El hecho de elegir por nosotros mismo realizar ese proyecto, por gusto y en nuestro tiempo libre sin sentir presión de tiempo para terminarlo, hace que consigamos ralentizar el ritmo, nos relajamos y nos sentimos más conectamos con lo que hacemos, consiguiendo una implicación mayor, más emocional y personal con ese proyecto.
A todo esto, añadimos el uso de los sentidos: tacto porque realizamos tareas manuales que mejoran la concentración y la memoria; la vista a la que sumaremos mayores beneficios si utilizamos colores, ya que estos activan y estimulan el cerebro consiguiendo cambiar a un mejor estado de ánimo; el olfato al ser estimulado por los diferentes olores de los materiales que utilizamos ayuda a la memoria y la relajación; y por último, al exigir atención y concentración estimulamos el oído para identificar los sonidos que se producen en el medio y nos ayuda a trabajar, activando la concentración y el enfoque, si además añadimos música mientras realizamos nuestro proyecto incentivamos la relajación.
Se ha demostrado que cuando realizamos las tareas o el proyecto de bricolaje que hemos escogido, los principales beneficios psicológicos que nos aporta son:
- Reducir el estrés, la ansiedad y conseguir desconectar y disfrutar en tiempo presente.
- Estimular la creatividad.
- Potenciar la capacidad de resolución de problemas.
- Aumentar la autoestima al vernos capaces de realizar, modificar y construir cosas desde cero por nosotros mismos.

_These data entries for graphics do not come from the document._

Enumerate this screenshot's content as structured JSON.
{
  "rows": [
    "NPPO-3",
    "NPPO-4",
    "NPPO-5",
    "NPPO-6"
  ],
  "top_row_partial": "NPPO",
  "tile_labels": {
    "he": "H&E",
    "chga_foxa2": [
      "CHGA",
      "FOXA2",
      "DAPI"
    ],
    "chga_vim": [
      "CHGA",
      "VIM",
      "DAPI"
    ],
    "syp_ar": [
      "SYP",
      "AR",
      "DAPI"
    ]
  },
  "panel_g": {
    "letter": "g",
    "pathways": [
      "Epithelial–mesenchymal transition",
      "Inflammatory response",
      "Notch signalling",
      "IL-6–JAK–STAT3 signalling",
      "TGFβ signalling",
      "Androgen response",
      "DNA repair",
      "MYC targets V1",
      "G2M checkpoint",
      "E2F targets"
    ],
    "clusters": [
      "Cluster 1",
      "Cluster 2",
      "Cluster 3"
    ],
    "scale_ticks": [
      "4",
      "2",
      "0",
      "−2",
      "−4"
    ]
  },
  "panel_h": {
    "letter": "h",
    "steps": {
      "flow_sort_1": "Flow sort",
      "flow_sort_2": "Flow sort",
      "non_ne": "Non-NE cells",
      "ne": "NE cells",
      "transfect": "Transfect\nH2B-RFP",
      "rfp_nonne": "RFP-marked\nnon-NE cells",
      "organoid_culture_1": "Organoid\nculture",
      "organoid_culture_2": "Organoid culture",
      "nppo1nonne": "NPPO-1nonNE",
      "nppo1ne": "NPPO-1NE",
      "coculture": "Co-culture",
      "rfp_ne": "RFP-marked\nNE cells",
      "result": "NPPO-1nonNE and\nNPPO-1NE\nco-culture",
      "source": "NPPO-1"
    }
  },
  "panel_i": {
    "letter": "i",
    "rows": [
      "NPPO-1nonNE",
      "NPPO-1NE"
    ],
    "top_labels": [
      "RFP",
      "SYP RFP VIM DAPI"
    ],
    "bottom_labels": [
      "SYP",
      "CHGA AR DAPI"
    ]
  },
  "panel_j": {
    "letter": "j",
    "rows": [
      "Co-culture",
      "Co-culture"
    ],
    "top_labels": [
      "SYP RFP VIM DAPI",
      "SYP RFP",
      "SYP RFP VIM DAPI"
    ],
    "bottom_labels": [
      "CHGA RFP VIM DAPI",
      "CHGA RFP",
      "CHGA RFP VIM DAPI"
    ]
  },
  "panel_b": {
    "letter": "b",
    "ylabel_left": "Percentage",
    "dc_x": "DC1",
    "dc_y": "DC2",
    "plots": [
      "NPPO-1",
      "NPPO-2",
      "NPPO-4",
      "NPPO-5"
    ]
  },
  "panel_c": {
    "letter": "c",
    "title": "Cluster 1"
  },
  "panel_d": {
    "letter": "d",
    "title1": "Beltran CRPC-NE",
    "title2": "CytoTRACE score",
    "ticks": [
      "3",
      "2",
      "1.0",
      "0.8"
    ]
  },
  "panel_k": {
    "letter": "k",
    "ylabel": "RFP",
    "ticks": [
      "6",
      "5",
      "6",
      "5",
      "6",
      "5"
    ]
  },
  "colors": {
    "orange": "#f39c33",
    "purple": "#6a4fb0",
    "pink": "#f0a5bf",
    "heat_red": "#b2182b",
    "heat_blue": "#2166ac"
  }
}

- Desarrollar la inteligencia espacial, visual y de representación geométrica.
- Aumentar la satisfacción personal, por el proyecto finalizado, el ahorro económico y la gran implicación personal e incluso emocional que supone.
Así que ya sabes, encontrar ese ratito en el que poder realizar un proyecto de bricolaje que tengas en mente y que no considerabas tan importante para darle prioridad, … quizás ahora conociendo todos los beneficios, además de prácticos, personales y psicológicos que te puede aportar, podría ser tu mejor terapia.